Maybe that’s how we take climate action from now on. Instead of feeling paralysed by eco-anxiety and powerless to do anything about the very thing we worry about, we could channel it towards those who can make change.
Last Monday, RTÉ managing director Jon Williams sent a tweet about climate change.
We were wrong not to make clear connection between recent extreme weather events & climate change. Sin of omission & reported in good faith. But truth matters. So when we get it wrong, we should say so. Lesson learned. Work to do. https://t.co/EEcMi1VEy1— Jon Williams (@WilliamsJon) July 26, 2021
“We were wrong not to make clear [the] connection between extreme weather events & climate change. Sin of omission & reported in good faith. But truth matters. So when we get it wrong, we should say so. Lesson learned. Work to do,” he wrote.
He posted a link to how RTÉ was covering climate change and how the national broadcaster would rectify its reporting.
Extinction Rebellion Ireland, the Irish arm of the international environmental group, reacted to his tweet saying the social media statement followed “weeks of mounting pressure from environmental NGOs, climate scientists, and climate activists”.
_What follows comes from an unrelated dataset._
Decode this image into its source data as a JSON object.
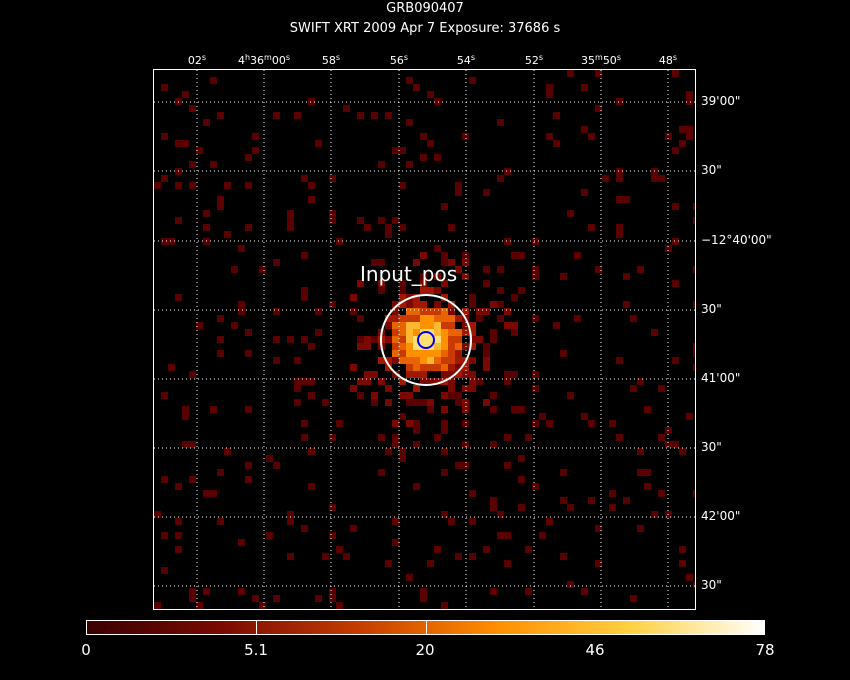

Prior to this tweet, the Irish group had been planning two separate actions of civil disobedience targeting the State broadcaster for its “lack of urgent discussion on the climate crisis”.
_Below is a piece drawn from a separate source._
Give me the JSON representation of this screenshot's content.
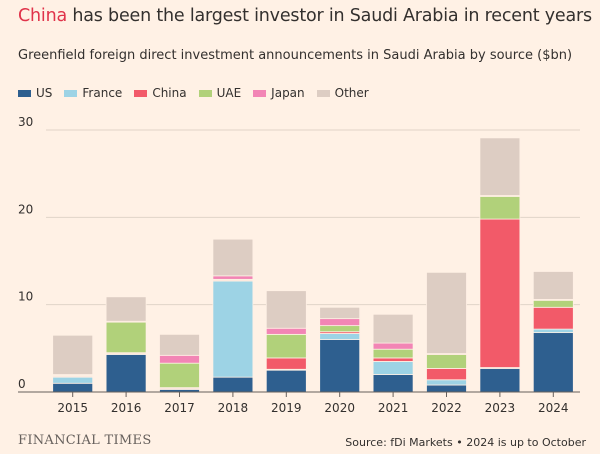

Extinction Rebellion Ireland said it was taking Mr Williams’ statement with a “healthy dose of scepticism” and called upon RTÉ and all other news organisations to enact recommendations made by the Broadcasting Authority of Ireland (BAI) when it comes to reporting on climate change.
The idea being that increased coverage of climate change and focus on environmental issues would “inspire green behaviour change among audiences”.
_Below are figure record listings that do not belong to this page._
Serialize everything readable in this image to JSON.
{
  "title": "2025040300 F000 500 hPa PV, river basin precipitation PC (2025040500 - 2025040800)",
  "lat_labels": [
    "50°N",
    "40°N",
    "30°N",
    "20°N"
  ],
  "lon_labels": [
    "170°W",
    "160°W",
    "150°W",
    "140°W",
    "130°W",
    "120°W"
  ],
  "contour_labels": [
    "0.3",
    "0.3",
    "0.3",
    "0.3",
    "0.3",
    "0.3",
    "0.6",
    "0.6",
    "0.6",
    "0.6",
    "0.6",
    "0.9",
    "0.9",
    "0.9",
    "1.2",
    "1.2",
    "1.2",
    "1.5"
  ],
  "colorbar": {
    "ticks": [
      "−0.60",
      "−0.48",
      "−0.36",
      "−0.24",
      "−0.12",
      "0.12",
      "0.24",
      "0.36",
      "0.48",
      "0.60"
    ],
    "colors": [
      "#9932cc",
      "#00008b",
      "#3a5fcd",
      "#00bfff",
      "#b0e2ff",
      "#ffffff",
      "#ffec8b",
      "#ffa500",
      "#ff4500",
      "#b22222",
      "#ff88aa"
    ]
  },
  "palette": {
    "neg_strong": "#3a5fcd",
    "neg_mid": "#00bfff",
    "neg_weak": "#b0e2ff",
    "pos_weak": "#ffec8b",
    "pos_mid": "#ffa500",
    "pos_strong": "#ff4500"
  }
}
There are few people I know who don’t recycle, carry a reusable water bottle, compost, and consider their carbon footprint and, if they have young children, the amount of nappies that go out in the black bin every week. The masses want change, but the system has to change to enable us to have different choices to make.
We’ve lived through a year and a half of being on high alert, if not times of being hyper-alert, and we continue to live with the uncertainty of the pandemic — tackling climate change is not exactly going to provide a reprieve from that anxiety.
But instead of being crippled by climate anxiety at an individual level, let’s look to those people and organisations in power who can make changes that have major consequences.
Imagine a media landscape that holds systems and organisations to climate account the way it focuses on holding politicians to account.